Penguin is about to release a book.
The Footy Almanac 2008: The AFL Season One Game at a Time
Relive the joys and sorrows of another year in the life of the people's games with The Footy Almanac 2008. Our motley collection of straight-talking footy fans has banded together to write about what really matters - the on-field action, not the off-field dramas!
Every match, including finals, is reviewed with passion from the grandstands, the barstools and the couches of Australia. It's football as you know and love it.
Like most every other footy fan of my generation, the first Aussie Rules books I read were And the Big Men Fly by Alan Hopgood, The Great Macarthy by Barry Oakley, The Club by David Williamson and The Coach by John Powers. The latter is a chronicle of Ron Barassi's 1977 season coaching North Melbourne, in which North and Collingwood conspired to do Powers a ridiculous favour by having the Roos win the premiership via a grand final replay. Is it possible for Powers to write a book about Dean Bailey and Melbourne?
Since the 1970s, though, I can't remember reading a book about football, apart from those esteemed daily tomes published by the Fairfax family and Rupert Murdoch. That changed recently when I acquired The Footy Almanac, a collection of articles written by a collection of writers known collectively as the Almanackery.
Behind Footy Almanac are John Harms, who you will have read in The Age and seen on ABC's Offsiders; and Paul Daffey, also from the Age, who you will have heard on ABC radio and seen in Ardmona, where he is extremely popular, Wangaratta, Warnambool, Wedouree and even Wullewa... sorry, Mullewa in WA. Both contribute their share of games, too. Harms, the angry man of football, unleashes the full savagery of his short sentence structure on Geelong matches, while Daffey tries, and almost succeeds, in hiding his allegiance to the COR (Cult of Richo).
Naturally, the first thing I did was read about the Melbourne wins. Slowly. Savouring. Every. Moment.

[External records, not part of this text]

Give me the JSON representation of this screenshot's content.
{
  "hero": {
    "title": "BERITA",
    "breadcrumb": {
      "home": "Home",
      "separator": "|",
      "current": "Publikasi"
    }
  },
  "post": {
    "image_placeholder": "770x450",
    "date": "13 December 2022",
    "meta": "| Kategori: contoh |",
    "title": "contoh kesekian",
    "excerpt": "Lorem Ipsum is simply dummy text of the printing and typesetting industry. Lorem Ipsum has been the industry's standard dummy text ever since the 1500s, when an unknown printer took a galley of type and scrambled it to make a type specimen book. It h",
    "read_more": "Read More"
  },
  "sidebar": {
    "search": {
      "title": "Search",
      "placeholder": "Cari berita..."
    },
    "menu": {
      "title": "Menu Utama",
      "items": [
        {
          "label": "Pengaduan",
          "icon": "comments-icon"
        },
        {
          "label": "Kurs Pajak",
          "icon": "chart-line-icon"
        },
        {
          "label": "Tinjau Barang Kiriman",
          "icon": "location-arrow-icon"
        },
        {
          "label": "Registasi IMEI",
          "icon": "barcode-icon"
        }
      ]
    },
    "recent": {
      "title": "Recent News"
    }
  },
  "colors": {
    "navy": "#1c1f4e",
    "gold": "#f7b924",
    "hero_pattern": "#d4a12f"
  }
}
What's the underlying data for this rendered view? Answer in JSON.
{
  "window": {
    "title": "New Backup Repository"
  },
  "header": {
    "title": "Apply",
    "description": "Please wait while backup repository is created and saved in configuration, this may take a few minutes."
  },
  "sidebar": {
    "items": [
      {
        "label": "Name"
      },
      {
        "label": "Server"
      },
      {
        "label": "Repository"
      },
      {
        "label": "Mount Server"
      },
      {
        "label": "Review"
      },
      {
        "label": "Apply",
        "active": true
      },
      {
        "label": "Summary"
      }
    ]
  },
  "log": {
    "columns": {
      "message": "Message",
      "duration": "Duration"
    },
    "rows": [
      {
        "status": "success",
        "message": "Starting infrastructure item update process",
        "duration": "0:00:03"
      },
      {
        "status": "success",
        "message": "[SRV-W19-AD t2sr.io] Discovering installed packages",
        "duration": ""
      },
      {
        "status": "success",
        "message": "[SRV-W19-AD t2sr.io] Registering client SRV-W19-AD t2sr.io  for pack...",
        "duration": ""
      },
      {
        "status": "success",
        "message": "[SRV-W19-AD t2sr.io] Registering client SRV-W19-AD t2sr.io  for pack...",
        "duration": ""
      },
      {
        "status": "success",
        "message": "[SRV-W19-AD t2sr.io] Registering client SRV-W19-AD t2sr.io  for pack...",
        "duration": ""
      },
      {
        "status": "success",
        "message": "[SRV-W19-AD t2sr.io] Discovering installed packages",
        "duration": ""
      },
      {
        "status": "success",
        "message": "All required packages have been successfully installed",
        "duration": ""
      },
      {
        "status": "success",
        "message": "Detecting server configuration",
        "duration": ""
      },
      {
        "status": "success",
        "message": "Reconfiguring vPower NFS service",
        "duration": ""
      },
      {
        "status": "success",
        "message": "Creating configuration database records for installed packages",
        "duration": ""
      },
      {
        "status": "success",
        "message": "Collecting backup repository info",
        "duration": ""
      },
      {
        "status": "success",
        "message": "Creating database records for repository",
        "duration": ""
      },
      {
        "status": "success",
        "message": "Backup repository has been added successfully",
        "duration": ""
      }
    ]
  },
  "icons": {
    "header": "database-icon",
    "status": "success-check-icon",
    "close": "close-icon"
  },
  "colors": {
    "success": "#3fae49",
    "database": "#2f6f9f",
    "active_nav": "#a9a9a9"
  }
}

Five minutes later, I got stuck into the rest of the articles. There, among other cultural touchstones, you will discover more Richo, prosciutto, parma-cide, BTO, the Buffalo Springfield, the Odyssey, National Lampoon's Vacation, Kryal Catle, but no fairy-tale ending, not for mad-Kat Harms, anyway.

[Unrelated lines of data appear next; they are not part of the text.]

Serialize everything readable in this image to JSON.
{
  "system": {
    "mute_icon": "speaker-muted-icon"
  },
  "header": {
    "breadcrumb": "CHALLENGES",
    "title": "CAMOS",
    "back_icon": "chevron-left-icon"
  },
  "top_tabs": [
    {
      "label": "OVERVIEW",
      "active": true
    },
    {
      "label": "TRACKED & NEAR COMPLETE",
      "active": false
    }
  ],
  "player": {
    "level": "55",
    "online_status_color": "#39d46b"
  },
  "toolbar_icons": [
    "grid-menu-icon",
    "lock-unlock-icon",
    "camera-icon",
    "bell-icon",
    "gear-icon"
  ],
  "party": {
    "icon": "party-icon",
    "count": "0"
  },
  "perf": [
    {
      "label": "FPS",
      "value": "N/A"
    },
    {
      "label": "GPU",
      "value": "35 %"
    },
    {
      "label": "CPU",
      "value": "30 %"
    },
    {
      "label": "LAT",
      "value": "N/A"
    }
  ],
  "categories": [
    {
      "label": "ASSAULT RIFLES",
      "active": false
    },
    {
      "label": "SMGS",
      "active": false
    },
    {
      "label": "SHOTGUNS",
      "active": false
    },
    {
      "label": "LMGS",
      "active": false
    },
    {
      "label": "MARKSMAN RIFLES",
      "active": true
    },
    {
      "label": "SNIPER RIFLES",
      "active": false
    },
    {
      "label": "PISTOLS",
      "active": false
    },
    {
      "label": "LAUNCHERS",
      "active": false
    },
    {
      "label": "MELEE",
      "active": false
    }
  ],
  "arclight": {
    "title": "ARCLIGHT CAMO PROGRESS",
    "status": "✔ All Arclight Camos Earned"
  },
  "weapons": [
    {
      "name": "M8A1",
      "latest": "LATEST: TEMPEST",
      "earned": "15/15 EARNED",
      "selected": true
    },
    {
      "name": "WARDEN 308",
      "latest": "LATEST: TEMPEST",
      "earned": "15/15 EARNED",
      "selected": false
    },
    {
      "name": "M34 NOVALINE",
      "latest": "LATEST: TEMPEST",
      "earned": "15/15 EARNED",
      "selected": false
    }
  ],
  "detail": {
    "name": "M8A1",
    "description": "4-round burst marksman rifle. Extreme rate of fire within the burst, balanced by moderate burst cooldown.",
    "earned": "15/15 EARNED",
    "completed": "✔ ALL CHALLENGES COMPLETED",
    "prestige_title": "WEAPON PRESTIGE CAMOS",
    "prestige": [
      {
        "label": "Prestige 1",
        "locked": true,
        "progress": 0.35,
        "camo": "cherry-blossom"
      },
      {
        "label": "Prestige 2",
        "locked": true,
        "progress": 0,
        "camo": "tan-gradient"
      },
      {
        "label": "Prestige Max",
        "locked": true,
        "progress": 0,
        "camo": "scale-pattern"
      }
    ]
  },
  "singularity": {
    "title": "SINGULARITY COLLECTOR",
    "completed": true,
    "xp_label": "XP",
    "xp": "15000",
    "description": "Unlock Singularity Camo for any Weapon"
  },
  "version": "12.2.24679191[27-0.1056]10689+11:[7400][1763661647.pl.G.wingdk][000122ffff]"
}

The Footy Almanac, while not yer great literature, is nevertheless a terrific resource to add to yer footy library. But you know what is wrong with it? I mean really wrong? There are only two of them: Footy Almanac 2007 and Footy Almanac 2008. There should have been a Footy Almanac for every year since 1897.
Oi! I'm not finished mine yet!
Maybe I miscounted, but I think it's round 10 before the first match report written by a Hawk supporter appears. Just in time for our first loss, great. :)
Posted by: m0nty | 17 November 2008 at 22:09
The Coach was not only the first footy book I ever read, it was just about the first book that I ever bought.
Harms had another book out a few years ago, called Loose Men Everywhere, about the trials and tribulations of growing up Geelong. I bought it for my Dear Ol' Daddy, who has followed the Cats since the thirties. Not a bad read.
Posted by: Random | 18 November 2008 at 17:44
Loose Men Everywhere sounds more like a book about Mt Isa.